Pablo Servigne, Éditions Les liens qui Libèrent, 2025
Après l’analyse des catastrophes à venir dans « comment tout peut s’effondrer », la promotion de l’entraide dans « l’entraide, l’autre loi de la jungle », la maîtrise des peurs dans « le pouvoir du Suricate », Pablo Servigne continue sa réflexion sur les pistes pour mieux vivre dans notre monde fortement instable : « L’étude des catastrophes m’a plongé dans les rouages de l’entraide, l’étude de l’entraide m’a redonné confiance en l’humain et en l’avenir. Cette confiance généralisée me permet alors de continuer à aborder les catastrophes comme un marin aborde les tempêtes ». Dans ce petit essai, il propose donc l’entraide populaire (le lien social) comme le meilleur moyen de se préparer à affronter les tempêtes à venir.
Le « réseau des tempêtes » de chacun d’entre nous, c’est l’ensemble des personnes avec lesquelles nous sommes connectés « Un vrai petit tissu social plus ou moins grand, local ou global, diffus ou concentré, dispersé ou homogène, peu importe… mais dense et chaleureux ». Par opposition au survivalisme des gens qui s’enferment dans un bunker, Pablo Servigne propose le « supervivalisme » autour de quatre principes : « On se prépare aux crises en améliorant le tissu social / Se préparer seul ou en se repliant est dangereux / L’humain prime sur le matériel / Tout geste de préparation doit améliorer notre vie aujourd’hui ».
Il consacre un chapitre à la caractérisation des liens à créer (des liens affinitaires et « voisinautaires », des liens horizontaux et verticaux, des liens denses et légers) et définit trois niveaux de densité des liens : la convivialité, l’authenticité et l’adversité.
Il rappelle avec des exemples concrets l’importance de l’entraide « Ce qui est dingue c’est de devoir écrire des livres sur ces évidences. Décidément notre société est allée bien loin dans le processus de rupture des liens !».

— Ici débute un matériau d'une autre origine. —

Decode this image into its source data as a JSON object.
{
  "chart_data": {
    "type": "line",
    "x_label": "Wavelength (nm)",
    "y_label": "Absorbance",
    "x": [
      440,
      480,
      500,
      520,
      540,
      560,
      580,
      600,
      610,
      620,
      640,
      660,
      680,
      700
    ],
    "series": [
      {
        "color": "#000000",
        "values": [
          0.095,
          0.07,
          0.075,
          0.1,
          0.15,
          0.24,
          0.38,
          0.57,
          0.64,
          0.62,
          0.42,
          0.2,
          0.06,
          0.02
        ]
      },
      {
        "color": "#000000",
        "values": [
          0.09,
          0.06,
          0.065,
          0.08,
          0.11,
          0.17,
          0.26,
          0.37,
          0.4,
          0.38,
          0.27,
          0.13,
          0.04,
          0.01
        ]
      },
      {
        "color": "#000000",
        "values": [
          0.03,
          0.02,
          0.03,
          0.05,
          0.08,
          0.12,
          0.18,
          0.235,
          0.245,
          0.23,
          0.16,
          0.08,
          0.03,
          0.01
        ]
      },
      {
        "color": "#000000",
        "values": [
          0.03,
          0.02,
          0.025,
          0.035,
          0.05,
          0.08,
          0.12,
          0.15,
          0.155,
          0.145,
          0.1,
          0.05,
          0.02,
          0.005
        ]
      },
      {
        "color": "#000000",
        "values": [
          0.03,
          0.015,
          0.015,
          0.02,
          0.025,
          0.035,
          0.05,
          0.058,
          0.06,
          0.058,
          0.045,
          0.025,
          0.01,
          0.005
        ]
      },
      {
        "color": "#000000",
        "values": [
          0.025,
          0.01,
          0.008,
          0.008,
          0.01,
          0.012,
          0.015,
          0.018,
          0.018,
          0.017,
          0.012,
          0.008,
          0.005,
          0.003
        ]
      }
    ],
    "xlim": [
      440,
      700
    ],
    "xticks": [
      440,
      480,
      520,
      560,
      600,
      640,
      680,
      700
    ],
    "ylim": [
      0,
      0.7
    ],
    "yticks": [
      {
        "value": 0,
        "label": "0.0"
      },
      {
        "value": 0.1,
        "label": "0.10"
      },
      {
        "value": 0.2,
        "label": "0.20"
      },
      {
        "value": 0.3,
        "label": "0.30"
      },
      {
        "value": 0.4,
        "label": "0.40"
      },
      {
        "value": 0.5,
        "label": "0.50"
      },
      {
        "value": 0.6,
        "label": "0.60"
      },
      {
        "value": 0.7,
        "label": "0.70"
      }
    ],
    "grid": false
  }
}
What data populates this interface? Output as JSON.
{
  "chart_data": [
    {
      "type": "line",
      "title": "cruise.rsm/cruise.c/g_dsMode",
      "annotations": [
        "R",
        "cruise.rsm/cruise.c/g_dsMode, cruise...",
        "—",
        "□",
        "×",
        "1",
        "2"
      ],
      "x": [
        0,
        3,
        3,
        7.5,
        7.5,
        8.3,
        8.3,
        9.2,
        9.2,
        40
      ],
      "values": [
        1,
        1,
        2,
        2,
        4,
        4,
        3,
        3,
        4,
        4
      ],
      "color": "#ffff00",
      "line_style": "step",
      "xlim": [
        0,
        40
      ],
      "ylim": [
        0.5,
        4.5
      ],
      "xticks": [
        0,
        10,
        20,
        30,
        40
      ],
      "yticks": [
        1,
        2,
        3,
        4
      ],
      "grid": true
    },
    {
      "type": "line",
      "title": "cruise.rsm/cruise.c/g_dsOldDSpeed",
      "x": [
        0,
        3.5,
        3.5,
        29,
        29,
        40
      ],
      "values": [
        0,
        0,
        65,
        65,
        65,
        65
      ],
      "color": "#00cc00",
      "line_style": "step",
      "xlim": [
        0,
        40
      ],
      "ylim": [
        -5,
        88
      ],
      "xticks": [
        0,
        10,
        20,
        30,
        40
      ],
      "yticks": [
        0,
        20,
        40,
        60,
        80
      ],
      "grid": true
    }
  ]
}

Il nous appelle à agir ensemble à plusieurs échelles sans attendre des grands systèmes qu’ils nous sauvent – ce qui ne nous empêche pas d’y participer – « il est temps de refaire du commun aussi à petite échelle ».
En résumé le message de Pablo Servigne ressemble un peu au pari de Pascal. Même s’il n’y a pas de catastrophes, développer l’entraide populaire et le lien social est une stratégie gagnante.
« L’essentiel, ce qui reste valable pour toutes les crises petites ou grandes locales ou globales, techniques ou pas est de cultiver en amont la qualité du lien social. Cette stratégie est doublement gagnante : en cas de crise, c’est évident. Et si les crises tardent à venir nous aurons contribué à améliorer notre quotidien ».
L’auteur termine par la description de plusieurs actions dans lesquelles il s’est engagé, dont l’association « réseau des tempêtes », créée en 2025.
Un petit essai très rapide à lire et qui conforte, s’il en est besoin, dans l’idée que le lien social et l’entraide populaire sont des éléments majeurs pour mieux vivre dans le monde passablement chahuté dans lequel nous vivons.